Cooking Away Loneliness
The loneliness epidemic has already begun, but is the UK sufficiently prepared to deal with it?
With the first ever Minister for Loneliness in the world, being appointed in the UK in February, are we starting to make strides in the right direction?
It was announced recently that GPs will now be able, and encouraged to, participate in social prescribing. A social prescription may include dancing, gardening, or knitting classes - social activities, and the NHS will be able to link patients up with social groups undertaking activities such as cookery. Theresa May announced the new strategy by highlighting that an estimated 200,000 elderly people haven’t had a conversation with friends or family in the past month. In light of this, the government announced £1.8 million in funding for community projects. To support the new strategy, the government is also introducing a trail scheme taking place in Liverpool, Whitby and New Malden, where, in partnership with the Royal Mail, postal staff will check in on the most vulnerable and isolated on their rounds.

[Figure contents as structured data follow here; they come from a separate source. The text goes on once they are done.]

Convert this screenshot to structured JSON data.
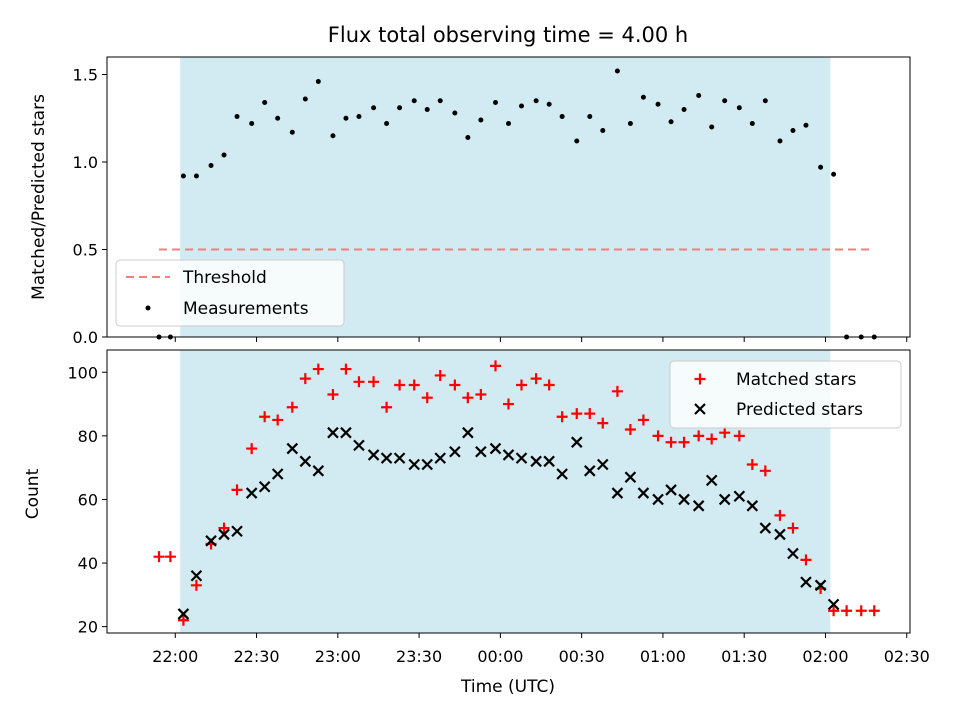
{
  "colors": {
    "shade": "#add8e6",
    "threshold": "#f08080",
    "matched": "#ff0000",
    "predicted": "#000000",
    "points": "#000000"
  },
  "chart_data": [
    {
      "type": "scatter",
      "title": "Flux total observing time = 4.00 h",
      "xlabel": "",
      "ylabel": "Matched/Predicted stars",
      "x_unit": "time (UTC), plotted in hours relative to midnight; ticks labeled HH:MM",
      "xlim_hours": [
        -2.42,
        2.52
      ],
      "ylim": [
        0,
        1.6
      ],
      "y_ticks": [
        0.0,
        0.5,
        1.0,
        1.5
      ],
      "y_tick_labels": [
        "0.0",
        "0.5",
        "1.0",
        "1.5"
      ],
      "grid": false,
      "legend": {
        "placement": "lower-left",
        "entries": [
          "Threshold",
          "Measurements"
        ]
      },
      "observing_window_hours": [
        -1.97,
        2.03
      ],
      "threshold": {
        "name": "Threshold",
        "value": 0.5,
        "x_range_hours": [
          -2.1,
          2.28
        ]
      },
      "series": [
        {
          "name": "Measurements",
          "points": [
            [
              -2.1,
              0.0
            ],
            [
              -2.03,
              0.0
            ],
            [
              -1.95,
              0.92
            ],
            [
              -1.87,
              0.92
            ],
            [
              -1.78,
              0.98
            ],
            [
              -1.7,
              1.04
            ],
            [
              -1.62,
              1.26
            ],
            [
              -1.53,
              1.22
            ],
            [
              -1.45,
              1.34
            ],
            [
              -1.37,
              1.25
            ],
            [
              -1.28,
              1.17
            ],
            [
              -1.2,
              1.36
            ],
            [
              -1.12,
              1.46
            ],
            [
              -1.03,
              1.15
            ],
            [
              -0.95,
              1.25
            ],
            [
              -0.87,
              1.26
            ],
            [
              -0.78,
              1.31
            ],
            [
              -0.7,
              1.22
            ],
            [
              -0.62,
              1.31
            ],
            [
              -0.53,
              1.35
            ],
            [
              -0.45,
              1.3
            ],
            [
              -0.37,
              1.35
            ],
            [
              -0.28,
              1.28
            ],
            [
              -0.2,
              1.14
            ],
            [
              -0.12,
              1.24
            ],
            [
              -0.03,
              1.34
            ],
            [
              0.05,
              1.22
            ],
            [
              0.13,
              1.32
            ],
            [
              0.22,
              1.35
            ],
            [
              0.3,
              1.33
            ],
            [
              0.38,
              1.26
            ],
            [
              0.47,
              1.12
            ],
            [
              0.55,
              1.26
            ],
            [
              0.63,
              1.18
            ],
            [
              0.72,
              1.52
            ],
            [
              0.8,
              1.22
            ],
            [
              0.88,
              1.37
            ],
            [
              0.97,
              1.33
            ],
            [
              1.05,
              1.23
            ],
            [
              1.13,
              1.3
            ],
            [
              1.22,
              1.38
            ],
            [
              1.3,
              1.2
            ],
            [
              1.38,
              1.35
            ],
            [
              1.47,
              1.31
            ],
            [
              1.55,
              1.22
            ],
            [
              1.63,
              1.35
            ],
            [
              1.72,
              1.12
            ],
            [
              1.8,
              1.18
            ],
            [
              1.88,
              1.21
            ],
            [
              1.97,
              0.97
            ],
            [
              2.05,
              0.93
            ],
            [
              2.13,
              0.0
            ],
            [
              2.22,
              0.0
            ],
            [
              2.3,
              0.0
            ]
          ]
        }
      ]
    },
    {
      "type": "scatter",
      "title": "",
      "xlabel": "Time (UTC)",
      "ylabel": "Count",
      "xlim_hours": [
        -2.42,
        2.52
      ],
      "x_ticks_hours": [
        -2.0,
        -1.5,
        -1.0,
        -0.5,
        0.0,
        0.5,
        1.0,
        1.5,
        2.0,
        2.5
      ],
      "x_tick_labels": [
        "22:00",
        "22:30",
        "23:00",
        "23:30",
        "00:00",
        "00:30",
        "01:00",
        "01:30",
        "02:00",
        "02:30"
      ],
      "ylim": [
        18,
        107
      ],
      "y_ticks": [
        20,
        40,
        60,
        80,
        100
      ],
      "y_tick_labels": [
        "20",
        "40",
        "60",
        "80",
        "100"
      ],
      "grid": false,
      "legend": {
        "placement": "upper-right",
        "entries": [
          "Matched stars",
          "Predicted stars"
        ]
      },
      "observing_window_hours": [
        -1.97,
        2.03
      ],
      "series": [
        {
          "name": "Matched stars",
          "marker": "plus",
          "points": [
            [
              -2.1,
              42
            ],
            [
              -2.03,
              42
            ],
            [
              -1.95,
              22
            ],
            [
              -1.87,
              33
            ],
            [
              -1.78,
              46
            ],
            [
              -1.7,
              51
            ],
            [
              -1.62,
              63
            ],
            [
              -1.53,
              76
            ],
            [
              -1.45,
              86
            ],
            [
              -1.37,
              85
            ],
            [
              -1.28,
              89
            ],
            [
              -1.2,
              98
            ],
            [
              -1.12,
              101
            ],
            [
              -1.03,
              93
            ],
            [
              -0.95,
              101
            ],
            [
              -0.87,
              97
            ],
            [
              -0.78,
              97
            ],
            [
              -0.7,
              89
            ],
            [
              -0.62,
              96
            ],
            [
              -0.53,
              96
            ],
            [
              -0.45,
              92
            ],
            [
              -0.37,
              99
            ],
            [
              -0.28,
              96
            ],
            [
              -0.2,
              92
            ],
            [
              -0.12,
              93
            ],
            [
              -0.03,
              102
            ],
            [
              0.05,
              90
            ],
            [
              0.13,
              96
            ],
            [
              0.22,
              98
            ],
            [
              0.3,
              96
            ],
            [
              0.38,
              86
            ],
            [
              0.47,
              87
            ],
            [
              0.55,
              87
            ],
            [
              0.63,
              84
            ],
            [
              0.72,
              94
            ],
            [
              0.8,
              82
            ],
            [
              0.88,
              85
            ],
            [
              0.97,
              80
            ],
            [
              1.05,
              78
            ],
            [
              1.13,
              78
            ],
            [
              1.22,
              80
            ],
            [
              1.3,
              79
            ],
            [
              1.38,
              81
            ],
            [
              1.47,
              80
            ],
            [
              1.55,
              71
            ],
            [
              1.63,
              69
            ],
            [
              1.72,
              55
            ],
            [
              1.8,
              51
            ],
            [
              1.88,
              41
            ],
            [
              1.97,
              32
            ],
            [
              2.05,
              25
            ],
            [
              2.13,
              25
            ],
            [
              2.22,
              25
            ],
            [
              2.3,
              25
            ]
          ]
        },
        {
          "name": "Predicted stars",
          "marker": "x",
          "points": [
            [
              -1.95,
              24
            ],
            [
              -1.87,
              36
            ],
            [
              -1.78,
              47
            ],
            [
              -1.7,
              49
            ],
            [
              -1.62,
              50
            ],
            [
              -1.53,
              62
            ],
            [
              -1.45,
              64
            ],
            [
              -1.37,
              68
            ],
            [
              -1.28,
              76
            ],
            [
              -1.2,
              72
            ],
            [
              -1.12,
              69
            ],
            [
              -1.03,
              81
            ],
            [
              -0.95,
              81
            ],
            [
              -0.87,
              77
            ],
            [
              -0.78,
              74
            ],
            [
              -0.7,
              73
            ],
            [
              -0.62,
              73
            ],
            [
              -0.53,
              71
            ],
            [
              -0.45,
              71
            ],
            [
              -0.37,
              73
            ],
            [
              -0.28,
              75
            ],
            [
              -0.2,
              81
            ],
            [
              -0.12,
              75
            ],
            [
              -0.03,
              76
            ],
            [
              0.05,
              74
            ],
            [
              0.13,
              73
            ],
            [
              0.22,
              72
            ],
            [
              0.3,
              72
            ],
            [
              0.38,
              68
            ],
            [
              0.47,
              78
            ],
            [
              0.55,
              69
            ],
            [
              0.63,
              71
            ],
            [
              0.72,
              62
            ],
            [
              0.8,
              67
            ],
            [
              0.88,
              62
            ],
            [
              0.97,
              60
            ],
            [
              1.05,
              63
            ],
            [
              1.13,
              60
            ],
            [
              1.22,
              58
            ],
            [
              1.3,
              66
            ],
            [
              1.38,
              60
            ],
            [
              1.47,
              61
            ],
            [
              1.55,
              58
            ],
            [
              1.63,
              51
            ],
            [
              1.72,
              49
            ],
            [
              1.8,
              43
            ],
            [
              1.88,
              34
            ],
            [
              1.97,
              33
            ],
            [
              2.05,
              27
            ]
          ]
        }
      ]
    }
  ]
}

Whilst all of these initiatives are a positive change, should we be asking big businesses to do more for their employees? In response to Tracey Crouch’s (Minister for Loneliness) new strategy a group of companies, such as Sainsbury’s and the Civil Service, have promised to do more to support their staff. But the question remains, will others follow suit, and do small businesses have the tools necessary to implement the appropriate support measures?
The sobering element of the new approach to tackling loneliness, is the legacy of Labour MP Jo Cox, who placed social justice high on her agenda. May specifically addressed her legacy by highlighting her work ‘Jo Cox was absolutely right to highlight the critical importance of this growing social injustice’ going on to say that it is ‘one of the greatest public health challenges of our time’.
Age UK estimates that there are around 1.2 million persistently lonely older people in the UK, and this figure doesn’t include younger individuals, who, reports suggests, are increasingly feeling the effects of loneliness. This problem is one that evidently needs addressing, but will relatively small scale measures, such as going to a social class, really help address the bigger issue?
As our society continues to change and develop, and younger generations move away from older relatives, are we treating the symptoms and not the problem? And if so, how do we build community relations in a time of increasing distance?